The postmodernist novel, thus, creates the illusion of reality only to dismantle it, and in the process displays ‘the fictionality of the fiction itself, and all that it’s composed of’. Consequently, postmodernist fiction incorporates within it a level of familiarity that proceeds to innovation in a recognisable fictional form; it simultaneously fulfils and subverts the reader’s expectations. As Patricia Waugh remarks, such fiction differs from experimental fiction because it ‘offers both innovation and familiarity through the individual reworking and undermining of familiar conventions’.
Postmodernist authors seem to unanimously assert that ‘totalistic perspectives could not hold’. In its employment of familiar literary conventions and historical places, events and characters, postmodernist fiction poses the questions of how we know or construct history and truth, reality and events: ‘The challenging of certainty, the asking of questions, the revealing of fiction-making where we might have once accepted the existence of some absolute “truth” – this is the project of postmodernism’.

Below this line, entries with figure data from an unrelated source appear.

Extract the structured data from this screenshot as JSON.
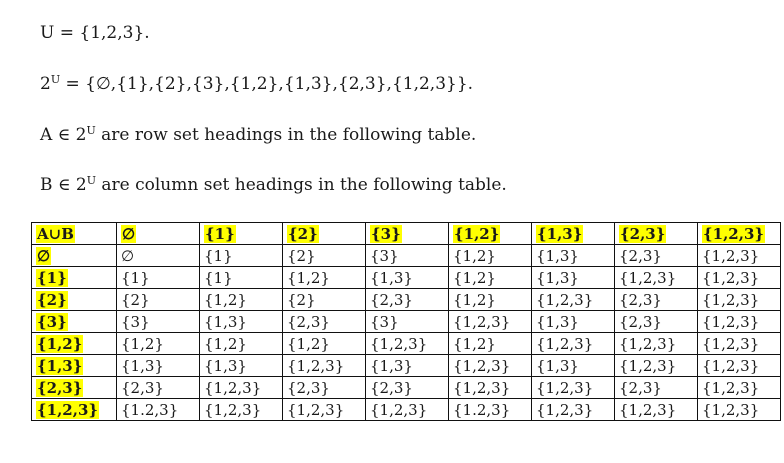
{
  "lines": {
    "line1": "U = {1,2,3}.",
    "line2_prefix": "2",
    "line2_sup": "U",
    "line2_rest": " = {∅,{1},{2},{3},{1,2},{1,3},{2,3},{1,2,3}}.",
    "line3_prefix": "A ∈ 2",
    "line3_sup": "U",
    "line3_rest": " are row set headings in the following table.",
    "line4_prefix": "B ∈ 2",
    "line4_sup": "U",
    "line4_rest": " are column set headings in the following table."
  },
  "table": {
    "corner": "A∪B",
    "column_headers": [
      "∅",
      "{1}",
      "{2}",
      "{3}",
      "{1,2}",
      "{1,3}",
      "{2,3}",
      "{1,2,3}"
    ],
    "rows": [
      {
        "header": "∅",
        "cells": [
          "∅",
          "{1}",
          "{2}",
          "{3}",
          "{1,2}",
          "{1,3}",
          "{2,3}",
          "{1,2,3}"
        ]
      },
      {
        "header": "{1}",
        "cells": [
          "{1}",
          "{1}",
          "{1,2}",
          "{1,3}",
          "{1,2}",
          "{1,3}",
          "{1,2,3}",
          "{1,2,3}"
        ]
      },
      {
        "header": "{2}",
        "cells": [
          "{2}",
          "{1,2}",
          "{2}",
          "{2,3}",
          "{1,2}",
          "{1,2,3}",
          "{2,3}",
          "{1,2,3}"
        ]
      },
      {
        "header": "{3}",
        "cells": [
          "{3}",
          "{1,3}",
          "{2,3}",
          "{3}",
          "{1,2,3}",
          "{1,3}",
          "{2,3}",
          "{1,2,3}"
        ]
      },
      {
        "header": "{1,2}",
        "cells": [
          "{1,2}",
          "{1,2}",
          "{1,2}",
          "{1,2,3}",
          "{1,2}",
          "{1,2,3}",
          "{1,2,3}",
          "{1,2,3}"
        ]
      },
      {
        "header": "{1,3}",
        "cells": [
          "{1,3}",
          "{1,3}",
          "{1,2,3}",
          "{1,3}",
          "{1,2,3}",
          "{1,3}",
          "{1,2,3}",
          "{1,2,3}"
        ]
      },
      {
        "header": "{2,3}",
        "cells": [
          "{2,3}",
          "{1,2,3}",
          "{2,3}",
          "{2,3}",
          "{1,2,3}",
          "{1,2,3}",
          "{2,3}",
          "{1,2,3}"
        ]
      },
      {
        "header": "{1,2,3}",
        "cells": [
          "{1.2,3}",
          "{1,2,3}",
          "{1,2,3}",
          "{1,2,3}",
          "{1.2,3}",
          "{1,2,3}",
          "{1,2,3}",
          "{1,2,3}"
        ]
      }
    ]
  },
  "colors": {
    "highlight": "#ffff00",
    "border": "#111111",
    "text": "#1a1a1a"
  }
}
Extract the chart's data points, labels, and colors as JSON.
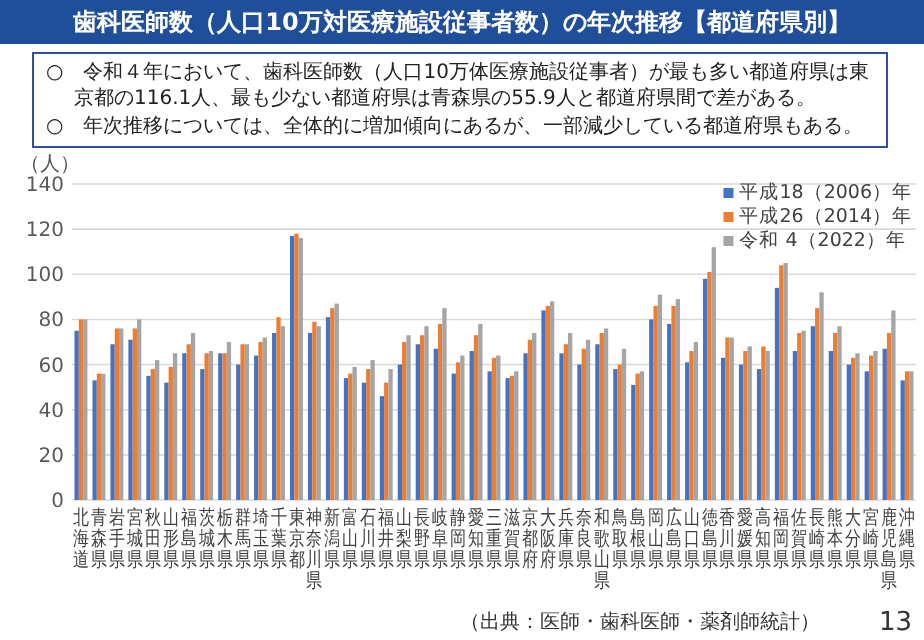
{
  "chart_data": {
    "type": "bar",
    "title": "歯科医師数（人口10万対医療施設従事者数）の年次推移【都道府県別】",
    "annotations": [
      "○　令和４年において、歯科医師数（人口10万体医療施設従事者）が最も多い都道府県は東京都の116.1人、最も少ない都道府県は青森県の55.9人と都道府県間で差がある。",
      "○　年次推移については、全体的に増加傾向にあるが、一部減少している都道府県もある。",
      "（出典：医師・歯科医師・薬剤師統計）",
      "13"
    ],
    "ylabel": "（人）",
    "categories": [
      "北海道",
      "青森県",
      "岩手県",
      "宮城県",
      "秋田県",
      "山形県",
      "福島県",
      "茨城県",
      "栃木県",
      "群馬県",
      "埼玉県",
      "千葉県",
      "東京都",
      "神奈川県",
      "新潟県",
      "富山県",
      "石川県",
      "福井県",
      "山梨県",
      "長野県",
      "岐阜県",
      "静岡県",
      "愛知県",
      "三重県",
      "滋賀県",
      "京都府",
      "大阪府",
      "兵庫県",
      "奈良県",
      "和歌山県",
      "鳥取県",
      "島根県",
      "岡山県",
      "広島県",
      "山口県",
      "徳島県",
      "香川県",
      "愛媛県",
      "高知県",
      "福岡県",
      "佐賀県",
      "長崎県",
      "熊本県",
      "大分県",
      "宮崎県",
      "鹿児島県",
      "沖縄県"
    ],
    "series": [
      {
        "name": "平成18（2006）年",
        "color": "#4472c4",
        "values": [
          75,
          53,
          69,
          71,
          55,
          52,
          65,
          58,
          65,
          60,
          64,
          74,
          117,
          74,
          81,
          54,
          52,
          46,
          60,
          69,
          67,
          56,
          66,
          57,
          54,
          65,
          84,
          65,
          60,
          69,
          58,
          51,
          80,
          78,
          61,
          98,
          63,
          60,
          58,
          94,
          66,
          77,
          66,
          60,
          57,
          67,
          53
        ]
      },
      {
        "name": "平成26（2014）年",
        "color": "#ed7d31",
        "values": [
          80,
          56,
          76,
          76,
          58,
          59,
          69,
          65,
          65,
          69,
          70,
          81,
          118,
          79,
          85,
          56,
          58,
          52,
          70,
          73,
          78,
          61,
          73,
          63,
          55,
          71,
          86,
          69,
          67,
          74,
          60,
          56,
          86,
          86,
          66,
          101,
          72,
          66,
          68,
          104,
          74,
          85,
          74,
          63,
          64,
          74,
          57
        ]
      },
      {
        "name": "令和 4（2022）年",
        "color": "#a5a5a5",
        "values": [
          80,
          55.9,
          76,
          80,
          62,
          65,
          74,
          66,
          70,
          69,
          72,
          77,
          116.1,
          77,
          87,
          59,
          62,
          58,
          73,
          77,
          85,
          64,
          78,
          64,
          57,
          74,
          88,
          74,
          71,
          76,
          67,
          57,
          91,
          89,
          70,
          112,
          72,
          68,
          66,
          105,
          75,
          92,
          77,
          65,
          66,
          84,
          57
        ]
      }
    ],
    "ylim": [
      0,
      140
    ],
    "yticks": [
      0,
      20,
      40,
      60,
      80,
      100,
      120,
      140
    ],
    "grid": "y",
    "legend": "top right"
  }
}
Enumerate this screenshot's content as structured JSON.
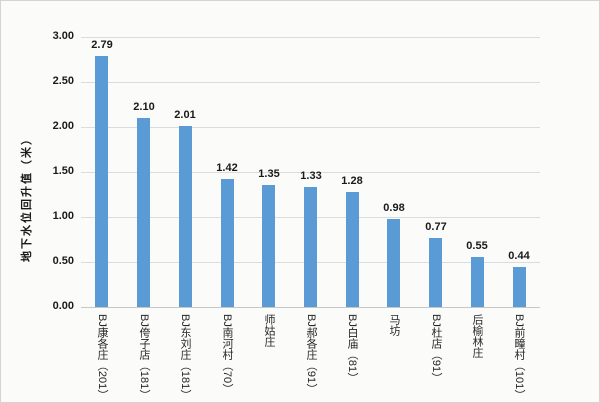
{
  "chart_data": {
    "type": "bar",
    "title": "",
    "xlabel": "",
    "ylabel": "地下水位回升值（米）",
    "categories": [
      "BJ康各庄（201）",
      "BJ侉子店（181）",
      "BJ东刘庄（181）",
      "BJ南河村（70）",
      "师姑庄",
      "BJ郝各庄（91）",
      "BJ白庙（81）",
      "马坊",
      "BJ杜店（91）",
      "后榆林庄",
      "BJ前疃村（101）"
    ],
    "values": [
      2.79,
      2.1,
      2.01,
      1.42,
      1.35,
      1.33,
      1.28,
      0.98,
      0.77,
      0.55,
      0.44
    ],
    "data_labels": [
      "2.79",
      "2.10",
      "2.01",
      "1.42",
      "1.35",
      "1.33",
      "1.28",
      "0.98",
      "0.77",
      "0.55",
      "0.44"
    ],
    "ylim": [
      0,
      3.0
    ],
    "ytick_step": 0.5,
    "yticks": [
      "0.00",
      "0.50",
      "1.00",
      "1.50",
      "2.00",
      "2.50",
      "3.00"
    ],
    "grid": true,
    "legend": false,
    "x_labels_orientation": "vertical",
    "bar_color": "#5b9bd5",
    "gridline_color": "#dcdcdc",
    "axis_line_color": "#c6c6c6",
    "background_color": "#fbfbf9",
    "text_color": "#1a1a1a"
  }
}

The realism in literature of the nineteenth-century novels is no longer viable to represent contemporary reality, and postmodernist fiction thus explores and re-invents the novel form to discover other possible realities, creating ‘worlds as real as, but other than the world that is’. The reader no longer engages in what Roland Barthes calls the readerly text but is now confronted with a writerly text, that makes ‘him or her aware of possible alternatives to this “commonsense” reality'.
List of Works Cited
Peter L. Berger and Thomas Luckmann, ‘The Social Construction of Reality’ (Hammondsworth: Penguin. 1971).
John Fowles, ‘The French Lieutenant’s Woman’ (London: Vintage, 1996).
Patricia Waugh, ‘Metafiction: The Theory and Practice of Self-Conscious Fiction’
(London: Routledge, 2003).
Jean-Francois Lyotard, ‘The Postmodern Condition: A Report on Knowledge’ cited in Andrzej Gasiorek, ‘Post-War British Fiction: Realism and After’ (London: Edward Arnold, 1995).